Would be great if you could make the tracking doc for angel investments available as a template!
The article is absolutely correct. What isnot properly measured is not properly managed. Especially in any complexenvironment where keeping the overview and staying track is a challenge,defining a helpful set of Key Performance Indicators (KPIS) can and makingdecisions based on them can make the difference between success or failure (Italk about clever people doing informed â data driven – decisions, not anyblind activities on some data points measured).In case of properly managing software or appdevelopment (old name âapplication development and maintenanceâ) by deployingglobal teams, the SaaS company pliXos ( http://www.plixos.com/en )is exactly providing this set of tools. In close cooperation with the TechnischeUniversität MĂźnchen they have been working on an artefact model (parameters,data structures) for distributed agile software projects: http:// bit.ly/1GWPJNW.Together with the University of Bamberg, a structured and data driven approachwas developed for rating Software Service Providers: http:// bit.ly/1SirHNI.Any comments? Please contact me at [email protected].
The article is absolutely correct. What isnot properly measured is not properly managed. Especially in any complexenvironment where keeping the overview and staying track is a challenge,defining a helpful set of Key Performance Indicators (KPIS) can and makingdecisions based on them can make the difference between success or failure (Italk about clever people doing informed â data driven – decisions, not anyblind activities on some data points measured).In case of properly managing software or appdevelopment (old name âapplication development and maintenanceâ) by deployingglobal teams, the SaaS company pliXos (http://www.plixos.com/en)is exactly providing this set of tools. In close cooperation with the TechnischeUniversität MĂźnchen they have been working on an artefact model (parameters,data structures) for distributed agile software projects: http://bit.ly/1GWPJNW.Together with the University of Bamberg, a structured and data driven approachwas developed for rating Software Service Providers: http://bit.ly/1SirHNI.

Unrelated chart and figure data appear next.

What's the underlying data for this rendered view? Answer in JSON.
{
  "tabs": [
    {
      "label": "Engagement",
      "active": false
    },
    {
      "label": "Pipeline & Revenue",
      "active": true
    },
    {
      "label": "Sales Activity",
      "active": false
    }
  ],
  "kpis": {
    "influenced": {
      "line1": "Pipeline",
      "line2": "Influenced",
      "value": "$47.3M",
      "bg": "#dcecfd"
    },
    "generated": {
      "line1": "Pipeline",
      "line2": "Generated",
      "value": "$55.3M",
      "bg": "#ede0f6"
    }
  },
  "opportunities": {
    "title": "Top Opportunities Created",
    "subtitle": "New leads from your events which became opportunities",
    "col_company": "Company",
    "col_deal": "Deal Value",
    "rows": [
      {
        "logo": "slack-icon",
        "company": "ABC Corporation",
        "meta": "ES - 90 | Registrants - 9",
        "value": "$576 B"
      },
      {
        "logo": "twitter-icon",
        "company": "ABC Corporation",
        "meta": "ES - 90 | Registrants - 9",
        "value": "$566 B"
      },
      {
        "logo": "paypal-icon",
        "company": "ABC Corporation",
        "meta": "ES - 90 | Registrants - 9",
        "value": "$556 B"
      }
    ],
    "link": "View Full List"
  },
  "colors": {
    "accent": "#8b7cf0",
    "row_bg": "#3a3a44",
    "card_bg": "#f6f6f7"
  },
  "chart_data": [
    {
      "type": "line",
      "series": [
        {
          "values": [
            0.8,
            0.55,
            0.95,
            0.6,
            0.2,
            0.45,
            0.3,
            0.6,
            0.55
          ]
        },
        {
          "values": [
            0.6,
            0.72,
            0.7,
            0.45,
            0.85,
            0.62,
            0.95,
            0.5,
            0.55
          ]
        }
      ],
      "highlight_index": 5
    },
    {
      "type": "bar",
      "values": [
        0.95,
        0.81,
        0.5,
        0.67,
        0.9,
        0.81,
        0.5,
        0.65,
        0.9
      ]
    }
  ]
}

This is spot on. At Inpensa we are delivering a SaaS software solution to do EXACTLY what you are proposing but for enterprise customers. Most companies are spending millions (sometimes billions) without knowing what the returns on their projects are. Inpensa has a SaaS strategic planning, business case development and benefits tracking solution that allows companies to make better project investment decisions and understand the benefits their investments are making. We have some F500 customers using our solution to solve the problem outlined above.